Vous vous interrogez sur l'achat d'une concession funéraire dans votre cimetière préféré ? Quelles sont les options, les coûts et l'entretien nécessaires ? Voici un guide complet en quatre sections clés.
Qu'est-ce qu'une concession funéraire ?
Une concession funéraire représente un emplacement accordé pour y accueillir une sépulture. La mairie, responsable du cimetière, octroie ces droits. La nature de la concession peut varier selon sa durée et les bénéficiaires.
Types de concessions :
- Concession individuelle : réservée à une personne précise.
- Concession familiale : destinée aux membres d'une même famille, pouvant inclure différentes branches.
- Concession collective : pour plusieurs personnes, explicitement mentionnées dans l'acte.
Critères d'inhumation et héritage
En général, il est interdit de restreindre l'inhumation à un membre de la famille ou d'inclure une tierce personne sans accord préalable. À la mort du titulaire, la concession entre en indivision et passe à ses héritiers jusqu'à son expiration.
Durée et coût des concessions funéraires
Les concessions peuvent être temporaires ou perpétuelles. Voici les options disponibles :
- Concession temporaire : de 5 à 15 ans
- Concession trentenaire : 30 ans
- Concession cinquantenaire : 50 ans
- Concession perpétuelle : durée illimitée
Les tarifs des concessions, établis par les municipalités, diffèrent selon l'emplacement et la durée. Par exemple, à Lille, une concession familiale de 3m² coûte environ 1200€, tandis qu'à Marseille, une concession collective s'élève à 1791€.
Pour obtenir une concession, il faut vérifier la disponibilité et hacer une demande en mairie avec des pièces justificatives. Un acte est rédigé, mentionnant notamment l'entretien à réaliser, sans transfert de propriété du terrain.
Que faire à l'expiration de la concession ?

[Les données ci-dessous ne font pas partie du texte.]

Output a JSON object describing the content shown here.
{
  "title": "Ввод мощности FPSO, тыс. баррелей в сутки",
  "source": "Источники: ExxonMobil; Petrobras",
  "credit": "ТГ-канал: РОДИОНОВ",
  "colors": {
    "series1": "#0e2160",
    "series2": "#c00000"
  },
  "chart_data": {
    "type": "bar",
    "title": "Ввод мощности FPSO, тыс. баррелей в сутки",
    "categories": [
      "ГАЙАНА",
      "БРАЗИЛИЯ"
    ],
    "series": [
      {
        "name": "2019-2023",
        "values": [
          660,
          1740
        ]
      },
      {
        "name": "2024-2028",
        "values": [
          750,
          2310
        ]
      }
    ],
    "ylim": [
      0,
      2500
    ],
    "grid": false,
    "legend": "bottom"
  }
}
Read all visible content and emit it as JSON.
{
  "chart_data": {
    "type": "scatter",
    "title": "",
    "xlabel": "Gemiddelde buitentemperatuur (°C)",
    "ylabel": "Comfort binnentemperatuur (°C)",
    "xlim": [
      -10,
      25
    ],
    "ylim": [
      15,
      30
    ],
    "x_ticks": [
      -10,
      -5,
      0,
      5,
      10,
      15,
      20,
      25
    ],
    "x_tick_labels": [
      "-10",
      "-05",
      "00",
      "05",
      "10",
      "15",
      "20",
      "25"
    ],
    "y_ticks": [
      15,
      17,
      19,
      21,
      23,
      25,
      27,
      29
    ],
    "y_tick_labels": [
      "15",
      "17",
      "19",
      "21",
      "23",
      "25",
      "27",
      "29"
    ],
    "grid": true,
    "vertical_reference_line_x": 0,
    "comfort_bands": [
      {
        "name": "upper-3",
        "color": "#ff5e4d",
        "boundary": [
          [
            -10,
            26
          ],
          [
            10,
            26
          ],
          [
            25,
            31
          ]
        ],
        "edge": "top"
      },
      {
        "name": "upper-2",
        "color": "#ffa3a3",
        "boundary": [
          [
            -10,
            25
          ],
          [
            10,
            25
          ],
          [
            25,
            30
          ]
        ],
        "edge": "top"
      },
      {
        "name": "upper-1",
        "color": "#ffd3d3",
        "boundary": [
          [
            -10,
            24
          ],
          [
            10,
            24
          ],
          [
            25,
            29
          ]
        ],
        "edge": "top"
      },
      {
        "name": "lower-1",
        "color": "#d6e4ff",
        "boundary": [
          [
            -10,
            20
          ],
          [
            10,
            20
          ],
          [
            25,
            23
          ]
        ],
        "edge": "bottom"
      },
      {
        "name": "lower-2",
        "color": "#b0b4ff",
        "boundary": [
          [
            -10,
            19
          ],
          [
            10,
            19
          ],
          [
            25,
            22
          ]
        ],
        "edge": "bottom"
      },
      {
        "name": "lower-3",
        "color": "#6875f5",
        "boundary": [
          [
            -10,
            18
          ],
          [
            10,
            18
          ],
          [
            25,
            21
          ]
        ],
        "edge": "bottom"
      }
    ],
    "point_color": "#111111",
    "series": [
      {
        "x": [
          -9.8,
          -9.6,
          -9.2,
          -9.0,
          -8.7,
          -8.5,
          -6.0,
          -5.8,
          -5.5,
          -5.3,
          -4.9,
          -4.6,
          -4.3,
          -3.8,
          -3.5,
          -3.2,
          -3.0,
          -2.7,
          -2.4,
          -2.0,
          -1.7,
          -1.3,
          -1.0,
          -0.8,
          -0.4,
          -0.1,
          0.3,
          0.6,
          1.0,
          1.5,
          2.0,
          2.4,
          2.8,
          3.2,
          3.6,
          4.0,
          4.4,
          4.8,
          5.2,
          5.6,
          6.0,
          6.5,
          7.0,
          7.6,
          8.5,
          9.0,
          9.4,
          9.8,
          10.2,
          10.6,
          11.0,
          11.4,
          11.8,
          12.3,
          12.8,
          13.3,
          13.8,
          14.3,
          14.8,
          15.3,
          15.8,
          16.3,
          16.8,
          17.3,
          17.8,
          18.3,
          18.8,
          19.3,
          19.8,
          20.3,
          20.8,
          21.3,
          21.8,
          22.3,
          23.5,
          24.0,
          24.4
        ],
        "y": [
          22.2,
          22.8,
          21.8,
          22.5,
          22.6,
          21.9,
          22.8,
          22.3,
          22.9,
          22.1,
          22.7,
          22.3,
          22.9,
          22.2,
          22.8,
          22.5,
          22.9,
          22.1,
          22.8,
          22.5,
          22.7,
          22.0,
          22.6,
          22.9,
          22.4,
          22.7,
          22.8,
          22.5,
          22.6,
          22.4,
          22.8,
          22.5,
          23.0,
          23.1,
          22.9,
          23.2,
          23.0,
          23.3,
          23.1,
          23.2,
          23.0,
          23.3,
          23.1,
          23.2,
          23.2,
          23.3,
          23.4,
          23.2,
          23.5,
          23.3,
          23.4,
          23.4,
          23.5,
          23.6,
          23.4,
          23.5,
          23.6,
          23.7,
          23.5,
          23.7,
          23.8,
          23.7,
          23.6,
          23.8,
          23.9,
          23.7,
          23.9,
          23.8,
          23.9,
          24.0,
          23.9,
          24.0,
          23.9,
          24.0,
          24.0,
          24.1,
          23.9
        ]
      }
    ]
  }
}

Passé le terme de la concession, un renouvellement doit être demandé dans un délai de deux ans. Les frais seront actualisés selon les tarifs en vigueur. Veillez à conserver tous les documents liés à cette procédure.
Enfin, en cas d'absence d'entretien, la commune peut reprendre la concession si celle-ci est jugée abandonnée, suite à des constatations formelles.